Jubla Dottikon ist in der Nähe vom Niederwil unterwegs (Bilder: André Albrecht)

Das faule Dorf wird fit
Die Pfader waren bereits am Pfingstsamstag mit den Rollerblades und Scootern von Oberrohrdorf nach Baden gefahren, hatten dort ein Stadtspiel absolviert und fuhren mit dem Bus nach Schneisingen. Danach richteten sie sich ihr Lager gleich neben der Forsthütte im Wald auf. Das Lagermotto der Pfadi Sodales lautete «Lazy Town goes upside down». «Es geht um ein faules Dorf, das mit Sport wiedererweckt werden muss», sagt Räz. In den Atelierblöcken bedruckten die Mädchen Hemden, spielten verschiedene Spiele und kochten etwas ganz alleine für sich.

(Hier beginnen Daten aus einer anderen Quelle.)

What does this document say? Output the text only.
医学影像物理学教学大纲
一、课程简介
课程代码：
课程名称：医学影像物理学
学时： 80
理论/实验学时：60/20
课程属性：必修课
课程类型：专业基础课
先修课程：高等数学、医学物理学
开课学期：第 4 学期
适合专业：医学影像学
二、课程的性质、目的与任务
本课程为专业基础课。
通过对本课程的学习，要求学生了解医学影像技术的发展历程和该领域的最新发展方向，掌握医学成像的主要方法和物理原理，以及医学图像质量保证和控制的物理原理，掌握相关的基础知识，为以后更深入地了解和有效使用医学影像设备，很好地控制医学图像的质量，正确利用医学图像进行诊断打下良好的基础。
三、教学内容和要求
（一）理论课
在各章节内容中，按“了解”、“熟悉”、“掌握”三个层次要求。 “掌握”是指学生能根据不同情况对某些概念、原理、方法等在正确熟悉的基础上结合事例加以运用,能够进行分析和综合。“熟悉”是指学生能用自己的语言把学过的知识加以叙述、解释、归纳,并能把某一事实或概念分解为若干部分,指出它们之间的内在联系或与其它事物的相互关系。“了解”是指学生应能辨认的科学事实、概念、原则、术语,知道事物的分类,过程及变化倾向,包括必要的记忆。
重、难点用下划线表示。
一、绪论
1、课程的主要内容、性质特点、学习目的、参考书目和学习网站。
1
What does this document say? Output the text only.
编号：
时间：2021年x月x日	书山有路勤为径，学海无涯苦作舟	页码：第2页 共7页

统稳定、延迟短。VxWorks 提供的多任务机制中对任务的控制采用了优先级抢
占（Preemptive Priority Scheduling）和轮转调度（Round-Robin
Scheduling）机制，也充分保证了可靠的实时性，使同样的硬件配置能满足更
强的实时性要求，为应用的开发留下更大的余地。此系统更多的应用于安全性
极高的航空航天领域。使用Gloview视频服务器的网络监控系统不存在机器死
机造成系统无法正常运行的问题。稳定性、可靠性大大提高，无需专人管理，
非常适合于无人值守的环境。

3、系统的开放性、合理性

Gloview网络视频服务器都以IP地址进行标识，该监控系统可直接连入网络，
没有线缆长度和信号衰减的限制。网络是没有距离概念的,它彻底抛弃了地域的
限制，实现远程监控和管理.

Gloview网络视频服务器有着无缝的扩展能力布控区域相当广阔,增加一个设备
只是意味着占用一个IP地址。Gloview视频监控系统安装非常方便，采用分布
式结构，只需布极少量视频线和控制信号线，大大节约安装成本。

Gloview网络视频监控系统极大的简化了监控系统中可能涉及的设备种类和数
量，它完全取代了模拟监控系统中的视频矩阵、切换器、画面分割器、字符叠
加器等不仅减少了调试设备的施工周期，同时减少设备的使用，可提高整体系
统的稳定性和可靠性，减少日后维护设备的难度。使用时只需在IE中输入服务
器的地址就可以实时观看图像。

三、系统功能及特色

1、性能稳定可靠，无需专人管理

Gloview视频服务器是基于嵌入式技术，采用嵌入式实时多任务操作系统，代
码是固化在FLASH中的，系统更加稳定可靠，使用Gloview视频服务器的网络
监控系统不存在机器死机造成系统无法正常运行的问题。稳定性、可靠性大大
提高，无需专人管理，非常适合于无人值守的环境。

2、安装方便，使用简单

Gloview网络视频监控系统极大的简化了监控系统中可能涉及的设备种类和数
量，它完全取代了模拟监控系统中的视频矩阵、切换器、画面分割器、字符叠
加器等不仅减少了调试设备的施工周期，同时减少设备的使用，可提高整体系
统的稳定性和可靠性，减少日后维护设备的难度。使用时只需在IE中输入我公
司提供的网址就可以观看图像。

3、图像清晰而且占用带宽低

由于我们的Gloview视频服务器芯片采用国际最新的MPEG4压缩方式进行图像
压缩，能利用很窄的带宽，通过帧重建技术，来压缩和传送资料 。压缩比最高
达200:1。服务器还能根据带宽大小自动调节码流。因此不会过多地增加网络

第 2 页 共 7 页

Die Jungen und Mädchen der Jubla Dottikon waren ebenfalls sportlich unterwegs. Sie radelten mit ihren Fahrrädern von Dottikon nach Niederwil und am Ende des Lagers wieder zurück. «Zudem bauten die Kinder verschiedene Dinge. So beispielsweise ein WC, Sitzgelegenheiten, Abfallkübel, eine Feuerstelle und einen Kühlschrank», so Leiter Kägi. Und der Kühlschrank, ein 1-Meter grosses Loch im Boden, funktionierte zu seinem Erstaunen auch ziemlich gut.